Monday, March 2, 2015

The Central Park Jogger Case

Zuhair Riaz
Political Science 337
Professor Jeffrey Davis
The Central Park Jogger Case

            Throughout the 1980’s, New York was a very different state than it is now. Despite the fact that the economic conditions were just beginning to improve, there was a deep-rooted underclass that was stuck in unfortunate conditions. Crime began to corrupt the neighborhoods and drug lords had begun to sweep through the cities, as cocaine became a prominent drug in New York. As a result, the police department was under an enormous amount of pressure to deal with the current condition of disorder.
            On April 19th 1989, Patricia Meli was jogging in through Central Park when she was attacked. She was severely beaten, raped and left in the Central Park grass to die. She was found, suffering from hypothermia, in the morning. She was braught to the hospital where she was given a very slim chance to survive. The location of the crime combined to the nature of the injuries that Meli suffered ensured that the police department viewed this case and finding the culprits as a priority. After a few days of investigating the police gathered five teenagers: Kevin Richardson (14), Raymond Santana (14), Yusef Salaam (15), Antron McCray (15), and Kharey Wise (16), all of whom are minorities. These teenagers did not know one another nor have they all ever been seen together. The teenagers were at the park the night of the crime, which led the police to bring them in. However, once the teenagers were braught into custody, the five teenagers were coerced into making a confession. They were berated for hours and hours before finally reaching a breaking point. During the interrogation the police force held these teenagers in a closed room and grilled them for over 24 hours. Additionally, these teenagers were interrogated with an attorney present. After empty promises such as, “You can go home soon,” and “It will be over when this is done,” the teenagers finally gave way. All of them gave a verbal confession and, with the exception of Salam, written confession. However, throughout the entire confession process the police force told them what to write. These confessions were a proximate result of hours of berating and coercion on the part of the police force. Despite this, the police department was not the only source of injustice in this case, the state prosecution and media was also a cause of the injustice.

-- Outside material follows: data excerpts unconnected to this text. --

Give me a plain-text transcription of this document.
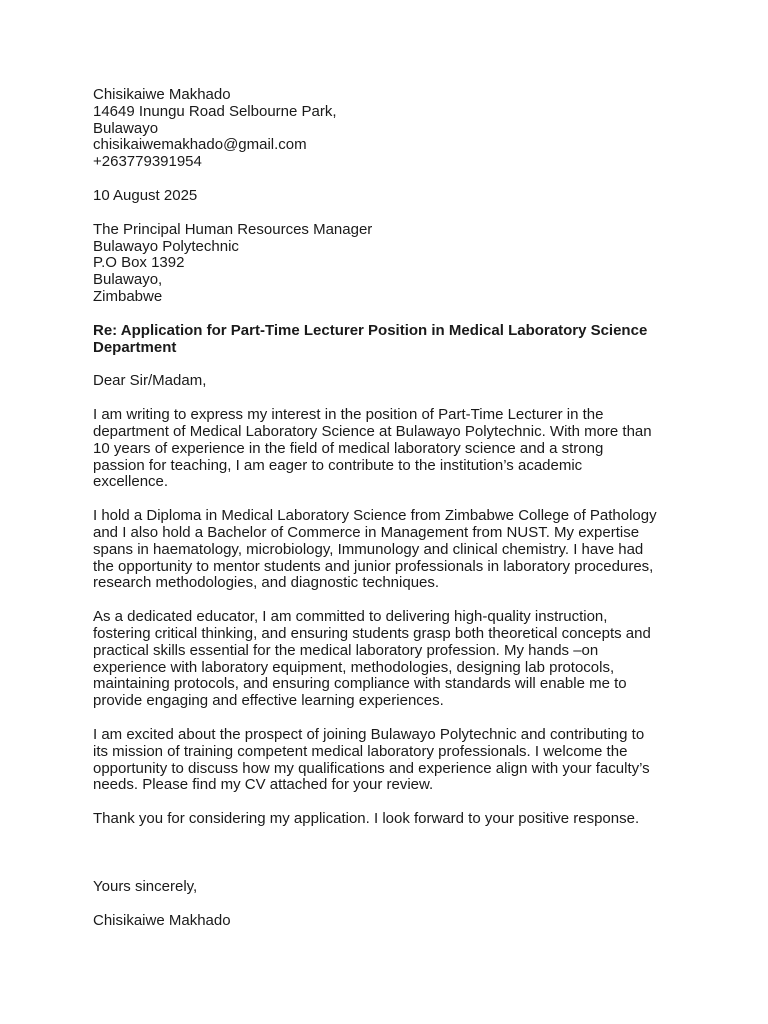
Chisikaiwe Makhado
14649 Inungu Road Selbourne Park,
Bulawayo
chisikaiwemakhado@gmail.com
+263779391954
10 August 2025
The Principal Human Resources Manager
Bulawayo Polytechnic
P.O Box 1392
Bulawayo,
Zimbabwe
Re: Application for Part-Time Lecturer Position in Medical Laboratory Science
Department
Dear Sir/Madam,
I am writing to express my interest in the position of Part-Time Lecturer in the
department of Medical Laboratory Science at Bulawayo Polytechnic. With more than
10 years of experience in the field of medical laboratory science and a strong
passion for teaching, I am eager to contribute to the institution’s academic
excellence.
I hold a Diploma in Medical Laboratory Science from Zimbabwe College of Pathology
and I also hold a Bachelor of Commerce in Management from NUST. My expertise
spans in haematology, microbiology, Immunology and clinical chemistry. I have had
the opportunity to mentor students and junior professionals in laboratory procedures,
research methodologies, and diagnostic techniques.
As a dedicated educator, I am committed to delivering high-quality instruction,
fostering critical thinking, and ensuring students grasp both theoretical concepts and
practical skills essential for the medical laboratory profession. My hands –on
experience with laboratory equipment, methodologies, designing lab protocols,
maintaining protocols, and ensuring compliance with standards will enable me to
provide engaging and effective learning experiences.
I am excited about the prospect of joining Bulawayo Polytechnic and contributing to
its mission of training competent medical laboratory professionals. I welcome the
opportunity to discuss how my qualifications and experience align with your faculty’s
needs. Please find my CV attached for your review.
Thank you for considering my application. I look forward to your positive response.
Yours sincerely,
Chisikaiwe Makhado
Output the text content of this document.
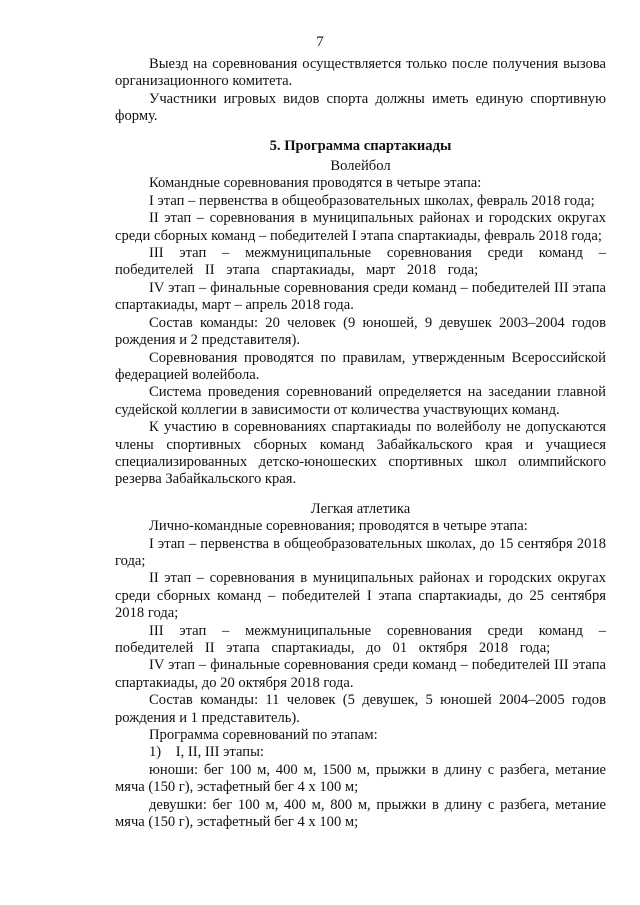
7

Выезд на соревнования осуществляется только после получения вызова организационного комитета.

Участники игровых видов спорта должны иметь единую спортивную форму.

5. Программа спартакиады

Волейбол

Командные соревнования проводятся в четыре этапа:

I этап – первенства в общеобразовательных школах, февраль 2018 года;

II этап – соревнования в муниципальных районах и городских округах среди сборных команд – победителей I этапа спартакиады, февраль 2018 года;

III этап – межмуниципальные соревнования среди команд – победителей II этапа спартакиады, март 2018 года;

IV этап – финальные соревнования среди команд – победителей III этапа спартакиады, март – апрель 2018 года.

Состав команды: 20 человек (9 юношей, 9 девушек 2003–2004 годов рождения и 2 представителя).

Соревнования проводятся по правилам, утвержденным Всероссийской федерацией волейбола.

Система проведения соревнований определяется на заседании главной судейской коллегии в зависимости от количества участвующих команд.

К участию в соревнованиях спартакиады по волейболу не допускаются члены спортивных сборных команд Забайкальского края и учащиеся специализированных детско-юношеских спортивных школ олимпийского резерва Забайкальского края.

Легкая атлетика

Лично-командные соревнования; проводятся в четыре этапа:

I этап – первенства в общеобразовательных школах, до 15 сентября 2018 года;

II этап – соревнования в муниципальных районах и городских округах среди сборных команд – победителей I этапа спартакиады, до 25 сентября 2018 года;

III этап – межмуниципальные соревнования среди команд – победителей II этапа спартакиады, до 01 октября 2018 года;

IV этап – финальные соревнования среди команд – победителей III этапа спартакиады, до 20 октября 2018 года.

Состав команды: 11 человек (5 девушек, 5 юношей 2004–2005 годов рождения и 1 представитель).

Программа соревнований по этапам:

1)    I, II, III этапы:

юноши: бег 100 м, 400 м, 1500 м, прыжки в длину с разбега, метание мяча (150 г), эстафетный бег 4 х 100 м;

девушки: бег 100 м, 400 м, 800 м, прыжки в длину с разбега, метание мяча (150 г), эстафетный бег 4 х 100 м;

            During the investigation of this case along with the trials, the state prosecutors were just as culpable of injustice in this case. They knew that the confessions of the five teenagers did not add up with one another, thus making them unreliable. Despite this knowledge, the prosecutors proceeded with the case. However, the biggest confirmation of injustice came when the prosecution ignored DNA evidence that cleared the five teenagers. None of the five teenagers’ DNA matched the DNA that was recovered from the crime scene. Despite this knowledge the state continued with the case solely with the intent on framing these five innocent teenagers. They did this due to the fact that they were under pressure to find the culprits. They came under this pressure from the media. It is apparent that the location of the case (Central Park) along with the fact that it was an interracial crime led the media to revolve around the case. This case was extremely public and as a result a lot of pressure was put on the state to convict these five teenagers.

            Kevin Richardson, Raymond Santana, Yusef Salaam and Antron McCray each served seven years and Kharey Wise served 13 years. The five were cleared of all indictments after the real culprit stepped up. Matias Reyes came before a court and testified that he was the one who committed the attack and rape. His testimony was verified through his extensive knowledge of the facts of the case. As a result, the innocence of the five teenagers was finally revealed. However, is this mere admission innocence enough to make up for the injustice that was cause? These five teenagers were stripped of their youth, publicly condemned and psychologically scarred. A proclamation of their innocence and a pardon of their indictments do not erase all of the years that the five teenagers wrongly spent in prison. Furthermore, the police department, state prosecutors and media never came out and apologized for their responsibility in this injustice. Despite the fact that the truth came out, it is clear that the injustice that took place during The Central Park Case has not been remedied.

             In an effort to remedy this injustice five teenagers have filed a civil lawsuit in order to get monetary restitution. The judge has since approved a $41 million settlement in an attempt to resolve the injustice. Despite the judge’s attempts, monetary restitution cannot resolve this injustice. One of the ways to remedy the injustice is for the police department to come out and publicly apologize for their actions. This would show remorse for their behavior in this case as well show that they would improve their methods for the future. Any signs of remorse will show that they have will not allowed this injustice again. Additionally, punishment for the police officers that committed these heinous actions is also important to deter other officers from repeating similar acts.